"It is the witch of Utrepect," he said. "The priests burnt her at the stake a week ago for blasphemy. She had considerable influence over the minds of the villagers, and was undermining their faith. The Patriarch at Nischon warned her to keep silent. The church excommunicated her and forbade her to come upon church property. She defied them and last Sunday cursed the priest of the chapel upon the spot where she now is. He seized her, aided by his congregation, raised the pyre and burnt her to death as an example for all men who refuse to listen to the church. No one is permitted to touch her on pain of death. So there she hangs until the dogs devour her."
Could it be possible that such barbarism existed in the name of religion in any European country in this the twentieth century? Had anyone told me this a few hours before, I would have laughed at him. But here was the concrete fact before my horrified eyes.
"Drive on, Okio," I cried, sick of the sight. The Jap obeyed.
"That must have been the witch Princess Solonika spoke of as having prophesied that Raoul would never be king," said Nick, smiling at my show of disgust. Neither he nor the General seemed to think the priest's action at all unusual. Cotton Mather had his following even among the Pilgrim Fathers.

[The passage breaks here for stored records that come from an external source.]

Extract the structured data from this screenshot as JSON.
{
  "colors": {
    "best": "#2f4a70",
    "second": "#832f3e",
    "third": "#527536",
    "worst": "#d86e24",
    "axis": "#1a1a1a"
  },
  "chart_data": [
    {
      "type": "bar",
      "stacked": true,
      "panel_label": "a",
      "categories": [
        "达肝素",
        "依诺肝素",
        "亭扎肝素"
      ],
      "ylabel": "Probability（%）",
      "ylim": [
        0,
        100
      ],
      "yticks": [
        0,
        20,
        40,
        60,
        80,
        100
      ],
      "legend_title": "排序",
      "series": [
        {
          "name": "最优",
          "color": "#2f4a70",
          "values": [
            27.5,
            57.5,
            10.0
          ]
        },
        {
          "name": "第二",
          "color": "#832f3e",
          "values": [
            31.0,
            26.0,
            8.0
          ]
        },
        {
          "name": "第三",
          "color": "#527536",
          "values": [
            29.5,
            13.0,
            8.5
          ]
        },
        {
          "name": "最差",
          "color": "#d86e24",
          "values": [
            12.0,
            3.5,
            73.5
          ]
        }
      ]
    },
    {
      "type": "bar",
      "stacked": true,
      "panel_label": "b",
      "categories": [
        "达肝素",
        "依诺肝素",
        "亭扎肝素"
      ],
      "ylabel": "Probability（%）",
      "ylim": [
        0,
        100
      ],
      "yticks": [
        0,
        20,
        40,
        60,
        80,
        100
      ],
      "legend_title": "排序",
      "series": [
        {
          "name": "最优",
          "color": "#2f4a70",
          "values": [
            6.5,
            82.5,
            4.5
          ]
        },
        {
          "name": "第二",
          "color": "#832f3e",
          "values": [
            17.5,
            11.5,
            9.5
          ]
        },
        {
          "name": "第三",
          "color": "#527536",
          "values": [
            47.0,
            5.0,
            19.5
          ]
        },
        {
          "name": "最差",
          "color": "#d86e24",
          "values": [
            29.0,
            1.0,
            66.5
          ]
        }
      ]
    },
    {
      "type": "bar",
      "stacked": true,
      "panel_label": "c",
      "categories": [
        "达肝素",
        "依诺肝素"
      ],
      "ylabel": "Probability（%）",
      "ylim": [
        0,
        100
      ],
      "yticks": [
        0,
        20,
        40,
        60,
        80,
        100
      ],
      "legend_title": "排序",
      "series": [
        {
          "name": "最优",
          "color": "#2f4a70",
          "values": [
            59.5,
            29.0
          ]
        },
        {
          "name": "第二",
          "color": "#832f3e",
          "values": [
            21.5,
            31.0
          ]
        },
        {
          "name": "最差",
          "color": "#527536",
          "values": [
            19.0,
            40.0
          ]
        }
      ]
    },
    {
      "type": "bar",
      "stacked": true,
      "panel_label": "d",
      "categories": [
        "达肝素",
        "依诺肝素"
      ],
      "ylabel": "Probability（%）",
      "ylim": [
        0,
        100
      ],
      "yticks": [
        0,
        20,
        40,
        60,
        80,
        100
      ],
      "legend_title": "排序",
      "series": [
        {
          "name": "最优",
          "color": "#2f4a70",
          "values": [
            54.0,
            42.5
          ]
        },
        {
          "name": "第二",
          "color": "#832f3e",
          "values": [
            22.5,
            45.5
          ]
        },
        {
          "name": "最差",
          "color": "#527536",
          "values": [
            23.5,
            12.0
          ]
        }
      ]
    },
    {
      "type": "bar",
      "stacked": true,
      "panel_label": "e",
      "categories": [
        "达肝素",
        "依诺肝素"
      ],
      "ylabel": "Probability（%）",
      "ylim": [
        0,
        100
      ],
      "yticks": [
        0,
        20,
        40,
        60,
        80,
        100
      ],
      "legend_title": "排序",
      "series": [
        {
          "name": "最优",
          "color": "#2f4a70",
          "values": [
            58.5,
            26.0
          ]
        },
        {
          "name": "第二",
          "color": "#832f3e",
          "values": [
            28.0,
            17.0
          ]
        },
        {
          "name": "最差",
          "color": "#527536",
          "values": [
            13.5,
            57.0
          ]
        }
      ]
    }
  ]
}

Nischon was a matter of fifty miles from Castle Framkor, but Teju Okio manipulated his levers to such good purpose that, in spite of the stop at Utrepect, we came in sight of the ancient city before half past nine. Nischon in the sunlight was a beautiful city. It burst upon us as we reached the top of a high hill and we could thus look down upon its roof tops.
It lay in a valley on both sides of the river they call the Kneister, the only waterway of importance in Bharbazonia, which flows away to the south and empties into the Black Sea, at Bizzett, by means of a subterranean passage through the mountain wall.
The two hills which formed the valley sloped gently down on both sides to the water edge, leaving no level land anywhere. On the tableland, on top of these hills, we could see the numerous castles of the nobles, thrusting their proud stone turrets above the trees like self-appointed watchdogs of the city.
In all the myriad hives of houses below, one building caught my eye before the rest and I did not need to be told that it was the Cathedral. It was a huge structure, standing alone upon a terraced green square on our side of the river. Four minarets, one on each corner, piercing the sky, first riveted the attention. They bore aloft great gilded Greek crosses that flashed the blinding rays of the reflected sun in our eyes as we moved along the road.
Four great domes made up the main body of the structure, three huddling together in a single row in front and the fourth rearing its huge bulk high above the rest in the rear. Like the crosses, the tops of the domes were gilded and the whole effect was that of a building of gold.
"The Cathedral," Nick informed me, "is one of the oldest buildings in the country. It is similar in architectural design to the mosque of St. Sophia which we saw from the yacht as we passed Constantinople. St. Sophia, considered the oldest Christian church in the world, was converted by the Mohammedans into a mosque in the sixteenth century."